Н. Гумилёв и Эдгар По: Сопоставительная заметка Анны Ахматовой

теги: стихи, Анна Ахматова, Эдгар По

Опубликованные в течение последних лет материалы из архива П. Н. Лукницкого1 показывают, насколько интенсивной, кропотливой и разносторонней была в 1924—1926 годах работа Ахматовой по собиранию и изучению творческого наследия Н. С. Гумилёва.

И нравственный, и исследовательский аспекты этой работы представляются в равной степени важными. Что касается последнего, он дает не только биографические, но и культурные ориентиры, позволяющие рассматривать поэтическую систему Гумилёва в широком литературном контексте, соотнесение с которым (через продолжение и развитие традиции или через ее отрицание) позволяет точнее определить значение художественного слова.

Одним из таких ориентиров является сохранившаяся в архиве Лукницкого заметка Ахматовой, в которой содержатся ее наблюдения, связанные с отражением в прозе и поэзии Гумилёва некоторых тем и мотивов творчества Эдгара По. Заметка, по-видимому, представляет собой фрагмент неосуществленного замысла статьи о поэтах, влиявших на Гумилёва2.

1925—19263

Эдгар ПО4

Упоминание Эд. По в письме к Брюсову от 15 мая 1906 (Любимый поэт. Знает по переводам Бальмонта и Брюсова)

Статья Бальмонта: Эдгар По (Портрет, Капитаны)

Страна Снов (48—49)

Червь-Победитель (39)

Эльдорадо (37)

Сказка Извилистых Гор (71) — Капитаны, Дочери Каина.

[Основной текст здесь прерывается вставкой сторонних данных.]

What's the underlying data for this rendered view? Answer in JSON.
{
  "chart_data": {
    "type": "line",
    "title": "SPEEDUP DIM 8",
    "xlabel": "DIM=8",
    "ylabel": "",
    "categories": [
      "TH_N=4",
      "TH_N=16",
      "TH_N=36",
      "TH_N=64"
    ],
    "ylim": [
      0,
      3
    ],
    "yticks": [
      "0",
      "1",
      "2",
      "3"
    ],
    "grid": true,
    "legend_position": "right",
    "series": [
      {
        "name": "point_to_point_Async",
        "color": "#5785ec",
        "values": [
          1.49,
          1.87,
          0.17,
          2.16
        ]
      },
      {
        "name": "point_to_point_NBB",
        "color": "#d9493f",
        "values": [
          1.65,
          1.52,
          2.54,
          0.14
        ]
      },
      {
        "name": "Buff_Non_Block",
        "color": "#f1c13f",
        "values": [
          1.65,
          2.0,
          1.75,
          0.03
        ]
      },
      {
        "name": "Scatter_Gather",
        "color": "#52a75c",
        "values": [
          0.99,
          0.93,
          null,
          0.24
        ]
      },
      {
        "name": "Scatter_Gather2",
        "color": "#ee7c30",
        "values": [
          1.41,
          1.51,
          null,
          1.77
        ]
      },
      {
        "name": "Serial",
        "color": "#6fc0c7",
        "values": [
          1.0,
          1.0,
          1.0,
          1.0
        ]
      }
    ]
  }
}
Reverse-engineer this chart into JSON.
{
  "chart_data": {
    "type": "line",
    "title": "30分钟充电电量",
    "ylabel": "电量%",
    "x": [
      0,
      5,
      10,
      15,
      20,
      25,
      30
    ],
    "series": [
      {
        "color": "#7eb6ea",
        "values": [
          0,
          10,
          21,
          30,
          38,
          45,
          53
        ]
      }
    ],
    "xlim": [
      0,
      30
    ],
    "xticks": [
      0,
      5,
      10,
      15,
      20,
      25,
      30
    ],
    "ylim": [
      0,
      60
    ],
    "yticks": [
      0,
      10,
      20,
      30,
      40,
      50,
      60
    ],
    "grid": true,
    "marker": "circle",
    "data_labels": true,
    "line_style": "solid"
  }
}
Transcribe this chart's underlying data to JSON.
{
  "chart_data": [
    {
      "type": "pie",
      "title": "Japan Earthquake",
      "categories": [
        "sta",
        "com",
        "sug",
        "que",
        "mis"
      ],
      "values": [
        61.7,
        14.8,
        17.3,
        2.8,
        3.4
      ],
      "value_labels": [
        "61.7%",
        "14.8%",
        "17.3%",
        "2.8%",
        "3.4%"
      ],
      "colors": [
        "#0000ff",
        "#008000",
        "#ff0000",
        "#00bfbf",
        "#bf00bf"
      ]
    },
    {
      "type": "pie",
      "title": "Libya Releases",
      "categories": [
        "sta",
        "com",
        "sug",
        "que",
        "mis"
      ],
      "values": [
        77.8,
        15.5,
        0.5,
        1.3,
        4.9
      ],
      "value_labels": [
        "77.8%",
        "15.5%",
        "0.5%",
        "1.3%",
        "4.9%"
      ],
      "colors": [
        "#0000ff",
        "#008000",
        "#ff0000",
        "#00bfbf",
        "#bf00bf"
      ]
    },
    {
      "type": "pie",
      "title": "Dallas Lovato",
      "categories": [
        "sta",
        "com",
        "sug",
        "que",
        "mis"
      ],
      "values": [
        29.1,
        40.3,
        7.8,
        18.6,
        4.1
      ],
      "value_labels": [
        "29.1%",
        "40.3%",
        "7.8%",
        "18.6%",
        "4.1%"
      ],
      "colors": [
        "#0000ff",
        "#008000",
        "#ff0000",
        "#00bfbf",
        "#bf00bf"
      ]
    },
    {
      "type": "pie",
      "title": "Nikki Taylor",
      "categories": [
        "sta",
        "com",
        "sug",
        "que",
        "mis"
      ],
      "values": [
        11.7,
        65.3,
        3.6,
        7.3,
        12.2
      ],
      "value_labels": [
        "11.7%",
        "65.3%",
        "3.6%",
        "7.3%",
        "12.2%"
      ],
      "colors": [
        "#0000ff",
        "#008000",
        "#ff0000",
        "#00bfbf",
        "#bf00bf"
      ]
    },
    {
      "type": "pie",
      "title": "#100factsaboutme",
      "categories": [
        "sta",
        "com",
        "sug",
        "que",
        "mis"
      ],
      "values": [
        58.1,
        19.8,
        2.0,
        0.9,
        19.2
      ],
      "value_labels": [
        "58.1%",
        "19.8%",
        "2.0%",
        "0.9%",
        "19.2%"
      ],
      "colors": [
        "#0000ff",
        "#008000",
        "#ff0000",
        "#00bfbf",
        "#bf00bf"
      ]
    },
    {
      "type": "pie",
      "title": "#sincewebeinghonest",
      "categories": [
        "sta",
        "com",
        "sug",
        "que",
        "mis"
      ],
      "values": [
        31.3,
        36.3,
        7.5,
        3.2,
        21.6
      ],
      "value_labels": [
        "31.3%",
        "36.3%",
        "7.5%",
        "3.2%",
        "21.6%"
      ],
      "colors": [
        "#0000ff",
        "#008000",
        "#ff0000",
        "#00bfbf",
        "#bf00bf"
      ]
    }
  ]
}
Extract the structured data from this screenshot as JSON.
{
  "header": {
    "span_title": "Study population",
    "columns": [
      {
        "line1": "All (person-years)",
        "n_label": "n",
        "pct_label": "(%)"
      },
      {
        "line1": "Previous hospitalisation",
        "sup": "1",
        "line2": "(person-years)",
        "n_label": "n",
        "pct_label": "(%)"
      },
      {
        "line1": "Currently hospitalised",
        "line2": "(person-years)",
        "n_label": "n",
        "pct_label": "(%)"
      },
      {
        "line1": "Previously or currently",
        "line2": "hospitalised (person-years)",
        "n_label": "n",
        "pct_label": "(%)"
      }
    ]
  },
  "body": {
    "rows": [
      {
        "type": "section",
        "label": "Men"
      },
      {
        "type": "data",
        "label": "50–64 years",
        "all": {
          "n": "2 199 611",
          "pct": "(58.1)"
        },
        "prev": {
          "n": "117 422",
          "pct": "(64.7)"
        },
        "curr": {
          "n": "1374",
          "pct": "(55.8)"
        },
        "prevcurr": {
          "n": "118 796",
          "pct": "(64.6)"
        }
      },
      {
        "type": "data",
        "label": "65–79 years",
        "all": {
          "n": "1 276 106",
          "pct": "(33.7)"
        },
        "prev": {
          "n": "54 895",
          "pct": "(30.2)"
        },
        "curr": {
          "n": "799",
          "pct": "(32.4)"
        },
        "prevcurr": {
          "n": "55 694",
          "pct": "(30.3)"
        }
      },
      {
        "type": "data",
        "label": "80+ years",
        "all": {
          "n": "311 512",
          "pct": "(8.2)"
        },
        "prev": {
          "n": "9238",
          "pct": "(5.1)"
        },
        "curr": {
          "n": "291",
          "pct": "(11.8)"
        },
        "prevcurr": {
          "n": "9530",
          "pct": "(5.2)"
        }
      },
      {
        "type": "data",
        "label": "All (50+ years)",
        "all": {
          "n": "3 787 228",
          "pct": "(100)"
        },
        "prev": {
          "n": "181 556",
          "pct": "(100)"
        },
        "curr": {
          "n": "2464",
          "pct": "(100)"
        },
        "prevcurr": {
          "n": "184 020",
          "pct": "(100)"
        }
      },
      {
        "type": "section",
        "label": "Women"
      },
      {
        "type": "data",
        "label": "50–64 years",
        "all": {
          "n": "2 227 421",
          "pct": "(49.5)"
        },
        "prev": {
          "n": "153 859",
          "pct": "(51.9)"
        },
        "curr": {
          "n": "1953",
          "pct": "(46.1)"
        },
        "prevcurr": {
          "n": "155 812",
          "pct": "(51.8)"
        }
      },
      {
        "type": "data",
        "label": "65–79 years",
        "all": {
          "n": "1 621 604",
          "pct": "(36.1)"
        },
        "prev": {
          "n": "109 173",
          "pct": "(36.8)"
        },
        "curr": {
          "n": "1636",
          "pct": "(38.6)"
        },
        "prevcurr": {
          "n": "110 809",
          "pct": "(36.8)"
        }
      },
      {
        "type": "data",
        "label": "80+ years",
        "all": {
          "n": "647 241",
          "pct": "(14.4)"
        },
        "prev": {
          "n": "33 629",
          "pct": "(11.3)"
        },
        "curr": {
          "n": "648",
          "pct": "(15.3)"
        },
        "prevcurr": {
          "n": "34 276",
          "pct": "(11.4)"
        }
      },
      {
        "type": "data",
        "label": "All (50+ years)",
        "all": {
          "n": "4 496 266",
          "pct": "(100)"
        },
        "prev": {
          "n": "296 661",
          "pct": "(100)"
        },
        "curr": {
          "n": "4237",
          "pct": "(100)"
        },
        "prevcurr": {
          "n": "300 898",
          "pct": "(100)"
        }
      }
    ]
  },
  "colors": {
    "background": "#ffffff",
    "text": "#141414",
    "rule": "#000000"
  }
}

Африканск(ая) Охота. Я верно болен.

143 — бабочки летающ(ие) цветы

Лигейя (упом(икается) в Син(ей) Звезде)

Улыбнулась и вздохнула. Лошад(иная) пасть.

125 — бешенн(ые) желания

Манускрипт, найденный в бутылке (Капитаны)

Маска Красной Смерти (Маскарад)

Гибель Эшерова Дома (?)

Молчание (Вверх по Нилу)

Написанный «для себя», текст заметки нуждается в «дешифровке». Отметим, во-первых, что цифры означают номера страниц5 в первом томе Собрания сочинений Эдгара По в переводе К. Д. Бальмонта (М., «Скорпион», 1901). Далее приводятся названия стихотворений и рассказов По, а рядом (или в скобках, или в следующей строке) — названия (или первые строки, или отдельные образы) тех произведений Гумилёва, которые, по мнению Ахматовой, могут быть с ними сопоставлены. Обоснованием темы становится указание на письмо Гумилёва к Брюсову6. Упоминания По в критической прозе поэта вряд ли не приняты во внимание по причине забывчивости: скорее, следует предположить, что для Ахматовой эмоциональная оценка была предпочтительнее попыток ее филологической «объективации».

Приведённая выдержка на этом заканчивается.